Whoever is behind organizing these actions continues to impress me with how savvy they are. For a band of dirty hippies, this is a particularly disciplined and smart group, and winning over opera-goers is exactly what they should be trying.
posted by Gilbert at 7:48 AM on December 2, 2011 [3 favorites]


LCPA is a very weird organization that took David Koch's money to rename a theater named for the people of the state of New York, and took a lot of questionable money from questionable people to put together the 1.2 billion dollars they spent in the last 3 or 4 years on campus renovations.
And now, they're acting as an arts organization that evidently doesn't care for the artistic expression of their own artists.
I've started to ask myself just what crawled up Lincoln Center's ass.

I used to work at LCPA, in their education department, until they laid off a quarter of their education department, this spring. My grandmother has chair named for her in Avery Fischer. My feelings on LCPA may not be entirely uncomplicated. Sorry if this is a derail. I like what OWS did here.
posted by qnarf at 8:38 AM on December 2, 2011


Occupy Broadway is happening tonight and continuing into tomorrow morning.
posted by stagewhisper at 8:54 AM on December 2, 2011


No one has the power to unite the masses against The Man like Phillip Glass.

Look out, Wall St.
posted by Fister Roboto at 8:54 AM on December 2, 2011


Alex Ross' piece is good – there's an even better one, linked by Ross in his post, at The Awl:
If at first it seemed depressing to realize that one could not attend both "events" on the same evening, the crowd did its best to erase that inside/outside distinction by repeating Glass's excerpt several times, in the by-now well-storied "mic check" fashion, with waves of sound fanning out over the expanse of Lincoln Center Plaza. To occupy with a physical presence is only one method. Sound can occupy, too. "Thank you to the people on the other side of the fence for joining us," the crowd said, as the Occupation roughly doubled in size after a period of steady accretion on the other side of the police-patrolled fence.
posted by Len at 12:25 PM on December 2, 2011 [1 favorite]
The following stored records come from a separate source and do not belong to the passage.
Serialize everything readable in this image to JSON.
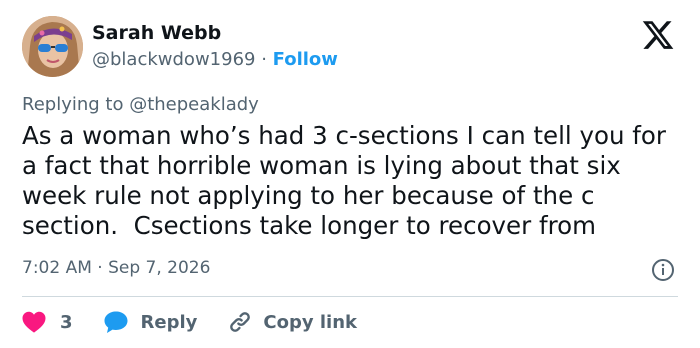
{
  "author": {
    "name": "Sarah Webb",
    "handle": "@blackwdow1969",
    "separator": " · ",
    "follow_label": "Follow"
  },
  "reply": {
    "prefix": "Replying to ",
    "mention": "@thepeaklady"
  },
  "tweet": {
    "text": "As a woman who’s had 3 c-sections I can tell you for a fact that horrible woman is lying about that six week rule not applying to her because of the c section.  Csections take longer to recover from"
  },
  "meta": {
    "time": "7:02 AM",
    "separator": " · ",
    "date": "Sep 7, 2026"
  },
  "actions": {
    "like_count": "3",
    "reply_label": "Reply",
    "copy_label": "Copy link"
  },
  "colors": {
    "like": "#f91880",
    "reply": "#1d9bf0",
    "link": "#1d9bf0",
    "muted": "#536471"
  },
  "icons": [
    "x-logo-icon",
    "heart-icon",
    "reply-bubble-icon",
    "link-icon",
    "info-icon"
  ]
}
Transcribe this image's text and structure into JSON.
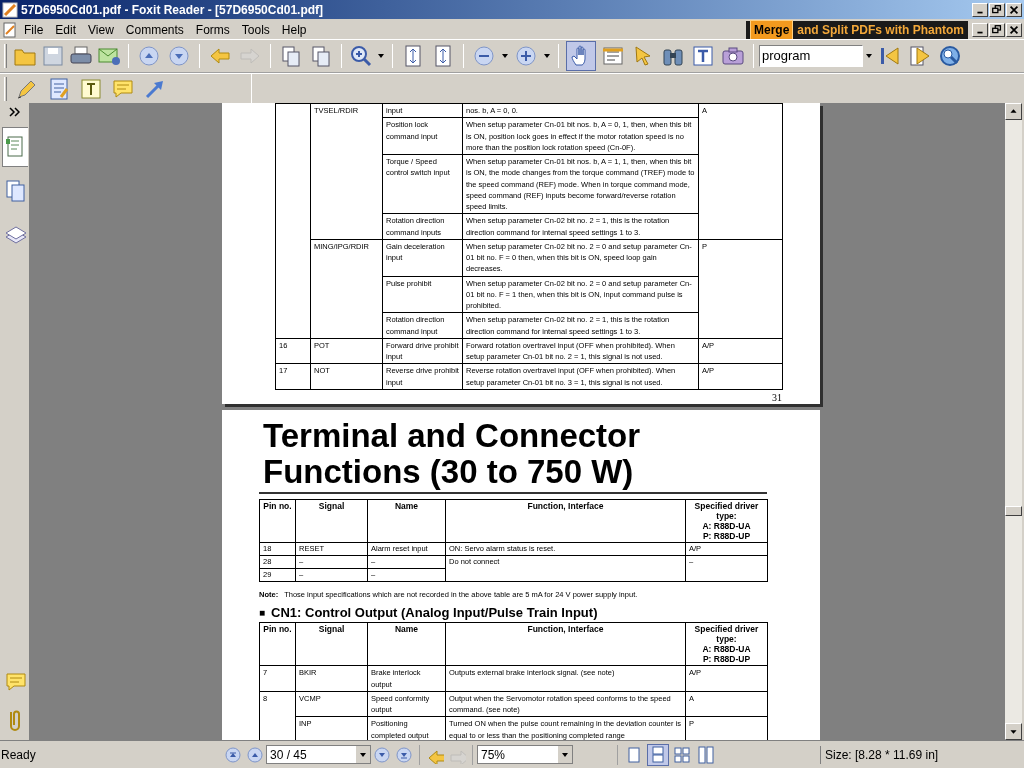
{
  "window": {
    "title": "57D6950Cd01.pdf - Foxit Reader - [57D6950Cd01.pdf]"
  },
  "menu": [
    "File",
    "Edit",
    "View",
    "Comments",
    "Forms",
    "Tools",
    "Help"
  ],
  "ad_banner": {
    "highlight": "Merge",
    "text": "and Split PDFs with Phantom"
  },
  "toolbar": {
    "forward_disabled": true,
    "hand_tool_selected": true,
    "search_value": "program"
  },
  "left_panel": {
    "tabs": [
      {
        "selected": true
      },
      {
        "selected": false
      },
      {
        "selected": false
      }
    ]
  },
  "pages": [
    {
      "table": {
        "rows": [
          {
            "signal": "TVSEL/RDIR",
            "name": "input",
            "function": "nos. b, A = 0, 0.",
            "type": "A"
          },
          {
            "name": "Position lock command input",
            "function": "When setup parameter Cn-01 bit nos. b, A = 0, 1, then, when this bit is ON, position lock goes in effect if the motor rotation speed is no more than the position lock rotation speed (Cn-0F)."
          },
          {
            "name": "Torque / Speed control switch input",
            "function": "When setup parameter Cn-01 bit nos. b, A = 1, 1, then, when this bit is ON, the mode changes from the torque command (TREF) mode to the speed command (REF) mode. When in torque command mode, speed command (REF) inputs become forward/reverse rotation speed limits."
          },
          {
            "name": "Rotation direction command inputs",
            "function": "When setup parameter Cn-02 bit no. 2 = 1, this is the rotation direction command for internal speed settings 1 to 3."
          },
          {
            "signal": "MING/IPG/RDIR",
            "name": "Gain deceleration input",
            "function": "When setup parameter Cn-02 bit no. 2 = 0 and setup parameter Cn-01 bit no. F = 0 then, when this bit is ON, speed loop gain decreases.",
            "type": "P"
          },
          {
            "name": "Pulse prohibit",
            "function": "When setup parameter Cn-02 bit no. 2 = 0 and setup parameter Cn-01 bit no. F = 1 then, when this bit is ON, input command pulse is prohibited."
          },
          {
            "name": "Rotation direction command input",
            "function": "When setup parameter Cn-02 bit no. 2 = 1, this is the rotation direction command for internal speed settings 1 to 3."
          },
          {
            "pin": "16",
            "signal": "POT",
            "name": "Forward drive prohibit input",
            "function": "Forward rotation overtravel input (OFF when prohibited). When setup parameter Cn-01 bit no. 2 = 1, this signal is not used.",
            "type": "A/P"
          },
          {
            "pin": "17",
            "signal": "NOT",
            "name": "Reverse drive prohibit input",
            "function": "Reverse rotation overtravel input (OFF when prohibited). When setup parameter Cn-01 bit no. 3 = 1, this signal is not used.",
            "type": "A/P"
          }
        ]
      },
      "page_number": "31"
    },
    {
      "heading": "Terminal and Connector Functions (30 to 750 W)",
      "table": {
        "columns": [
          "Pin no.",
          "Signal",
          "Name",
          "Function, Interface",
          [
            "Specified driver type:",
            "A: R88D-UA",
            "P: R88D-UP"
          ]
        ],
        "rows": [
          {
            "pin": "18",
            "signal": "RESET",
            "name": "Alarm reset input",
            "function": "ON: Servo alarm status is reset.",
            "type": "A/P"
          },
          {
            "pin": "28",
            "signal": "–",
            "name": "–",
            "function": "Do not connect",
            "type": "–"
          },
          {
            "pin": "29",
            "signal": "–",
            "name": "–"
          }
        ]
      },
      "note": {
        "label": "Note:",
        "text": "Those input specifications which are not recorded in the above table are 5 mA for 24 V power supply input."
      },
      "section": {
        "bullet": "■",
        "title": "CN1: Control Output (Analog Input/Pulse Train Input)"
      },
      "table2": {
        "columns": [
          "Pin no.",
          "Signal",
          "Name",
          "Function, Interface",
          [
            "Specified driver type:",
            "A: R88D-UA",
            "P: R88D-UP"
          ]
        ],
        "rows": [
          {
            "pin": "7",
            "signal": "BKIR",
            "name": "Brake interlock output",
            "function": "Outputs external brake interlock signal. (see note)",
            "type": "A/P"
          },
          {
            "pin": "8",
            "signal": "VCMP",
            "name": "Speed conformity output",
            "function": "Output when the Servomotor rotation speed conforms to the speed command. (see note)",
            "type": "A"
          },
          {
            "signal": "INP",
            "name": "Positioning completed output",
            "function": "Turned ON when the pulse count remaining in the deviation counter is equal to or less than the positioning completed range",
            "type": "P"
          }
        ]
      }
    }
  ],
  "status_bar": {
    "status": "Ready",
    "page": "30 / 45",
    "zoom": "75%",
    "view_modes": [
      {
        "selected": false
      },
      {
        "selected": true
      },
      {
        "selected": false
      },
      {
        "selected": false
      }
    ],
    "size": "Size: [8.28 * 11.69 in]"
  }
}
This makes me so proud. To be a New Yorker. Holy crap, there is an elect-fucking-tricity in this fucking town right now, like I have never felt. This is just outstanding stuff.
posted by Skygazer at 1:57 PM on December 2, 2011 [8 favorites]


I want to be part of this in each and every way. --Lou Reed 12.01.2011, Lincoln Center
posted by Skygazer at 2:10 PM on December 2, 2011 [1 favorite]


Ya know, I'm willing to forget about Lulu now.

All is forgiven, Lou.
posted by bardic at 8:37 PM on December 2, 2011 [1 favorite]








Tent Protest Costume Violently Stripped from Protester's Body (followup to the previous Melbourne link I posted)
posted by finite at 5:39 PM on December 5, 2011


Occupy Wall Street: The Will to Face the Arithmetic by Stanley Rogouski
posted by finite at 6:20 PM on December 5, 2011 [1 favorite]


#OccupyOakland Argues In Court In SF That Police Violated Crowd Control Policies
[U.S. District Judge] Seeborg did indicate that he may be swayed by arguments that by deploying force broadly against large groups of protesters, their First Amendment rights had been violated by deterring them from attending future protests.

But Gregory Fox, an attorney representing the City of Oakland, said that there was little evidence that protesters were being kept at bay due to police action.

"Any argument that they're being chilled is purely speculation," Fox said.